Politically active from the time of his ordination as a priest in 1915, Mindszenty was arrested as an enemy of totalitarian governments twice in 1919 and again in 1944, the year in which he was consecrated bishop of Veszprém. In 1945 he was appointed primate of Hungary and archbishop of Esztergom, and in 1946 he was made a cardinal.
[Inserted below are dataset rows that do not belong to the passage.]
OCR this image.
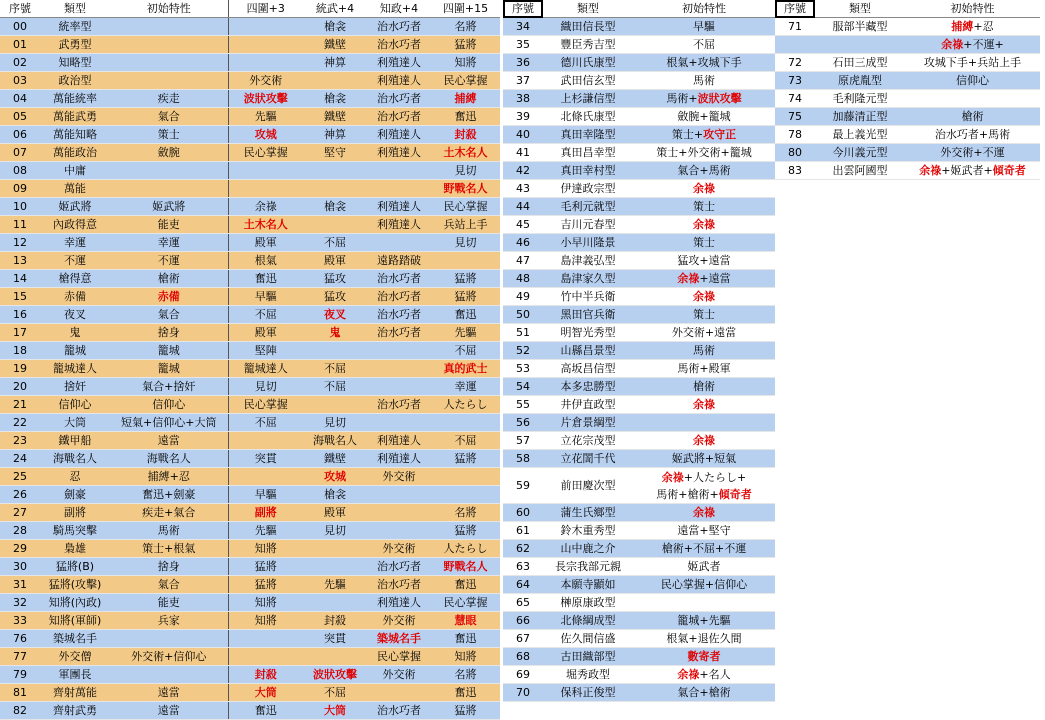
序號	類型	初始特性	四圍+3	統武+4	知政+4	四圍+15
00	統率型			槍衾	治水巧者	名將
01	武勇型			鐵壁	治水巧者	猛將
02	知略型			神算	利殖達人	知將
03	政治型		外交術		利殖達人	民心掌握
04	萬能統率	疾走	波狀攻擊	槍衾	治水巧者	捕縛
05	萬能武勇	氣合	先驅	鐵壁	治水巧者	奮迅
06	萬能知略	策士	攻城	神算	利殖達人	封殺
07	萬能政治	斂腕	民心掌握	堅守	利殖達人	土木名人
08	中庸					見切
09	萬能					野戰名人
10	姬武將	姬武將	余祿	槍衾	利殖達人	民心掌握
11	內政得意	能吏	土木名人		利殖達人	兵站上手
12	幸運	幸運	殿軍	不屈		見切
13	不運	不運	根氣	殿軍	遠路踏破	
14	槍得意	槍術	奮迅	猛攻	治水巧者	猛將
15	赤備	赤備	早驅	猛攻	治水巧者	猛將
16	夜叉	氣合	不屈	夜叉	治水巧者	奮迅
17	鬼	捨身	殿軍	鬼	治水巧者	先驅
18	籠城	籠城	堅陣			不屈
19	籠城達人	籠城	籠城達人	不屈		真的武士
20	捨奸	氣合+捨奸	見切	不屈		幸運
21	信仰心	信仰心	民心掌握		治水巧者	人たらし
22	大筒	短氣+信仰心+大筒	不屈	見切		
23	鐵甲船	遠當		海戰名人	利殖達人	不屈
24	海戰名人	海戰名人	突貫	鐵壁	利殖達人	猛將
25	忍	捕縛+忍		攻城	外交術	
26	劍豪	奮迅+劍豪	早驅	槍衾		
27	副將	疾走+氣合	副將	殿軍		名將
28	騎馬突擊	馬術	先驅	見切		猛將
29	梟雄	策士+根氣	知將		外交術	人たらし
30	猛將(B)	捨身	猛將		治水巧者	野戰名人
31	猛將(攻擊)	氣合	猛將	先驅	治水巧者	奮迅
32	知將(內政)	能吏	知將		利殖達人	民心掌握
33	知將(軍師)	兵家	知將	封殺	外交術	慧眼
76	築城名手			突貫	築城名手	奮迅
77	外交僧	外交術+信仰心			民心掌握	知將
79	軍團長		封殺	波狀攻擊	外交術	名將
81	齊射萬能	遠當	大筒	不屈		奮迅
82	齊射武勇	遠當	奮迅	大筒	治水巧者	猛將
序號	類型	初始特性
34	織田信長型	早驅

35	豐臣秀吉型	不屈

36	德川氏康型	根氣+攻城下手

37	武田信玄型	馬術

38	上杉謙信型	馬術+波狀攻擊

39	北條氏康型	斂腕+籠城

40	真田幸隆型	策士+攻守正

41	真田昌幸型	策士+外交術+籠城

42	真田幸村型	氣合+馬術

43	伊達政宗型	余祿

44	毛利元就型	策士

45	吉川元春型	余祿

46	小早川隆景	策士

47	島津義弘型	猛攻+遠當

48	島津家久型	余祿+遠當

49	竹中半兵衛	余祿

50	黑田官兵衛	策士

51	明智光秀型	外交術+遠當

52	山縣昌景型	馬術

53	高坂昌信型	馬術+殿軍

54	本多忠勝型	槍術

55	井伊直政型	余祿

56	片倉景綱型	

57	立花宗茂型	余祿

58	立花誾千代	姬武將+短氣

59	前田慶次型	余祿+人たらし+
馬術+槍術+傾奇者

60	蒲生氏鄉型	余祿

61	鈴木重秀型	遠當+堅守

62	山中鹿之介	槍術+不屈+不運

63	長宗我部元親	姬武者

64	本願寺顯如	民心掌握+信仰心

65	榊原康政型	

66	北條綱成型	籠城+先驅

67	佐久間信盛	根氣+退佐久間

68	古田織部型	數寄者

69	堀秀政型	余祿+名人

70	保科正俊型	氣合+槍術
序號	類型	初始特性
71	服部半藏型	捕縛+忍

		余祿+不運+

72	石田三成型	攻城下手+兵站上手

73	原虎胤型	信仰心

74	毛利隆元型	

75	加藤清正型	槍術

78	最上義光型	治水巧者+馬術

80	今川義元型	外交術+不運

83	出雲阿國型	余祿+姬武者+傾奇者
His refusal to permit the Roman Catholic schools of Hungary to be secularized prompted the communist government to arrest him in 1948 and convict him in 1949 on charges of treason. Sentenced to life imprisonment, he was set free during the uprising of 1956 and, when the communist government regained control, he sought asylum in the U.S. embassy in Budapest. He spent 15 years in voluntary confinement there, rejected requests from the Vatican to leave Hungary, and relented only in 1971, at the entreaty of the U.S. president Richard M. Nixon. As the guest of the Vatican and, after 1971, in Vienna, he criticized the pope’s attempts to deal with Hungary’s communist regime and in 1974 was retired from his posts as archbishop and primate. His Memoirs were published in 1974. Mindszenty was originally buried in Austria, but in 1991, after the fall of Hungary’s communist government, he was reburied in the Basilica in Esztergom, Hungary.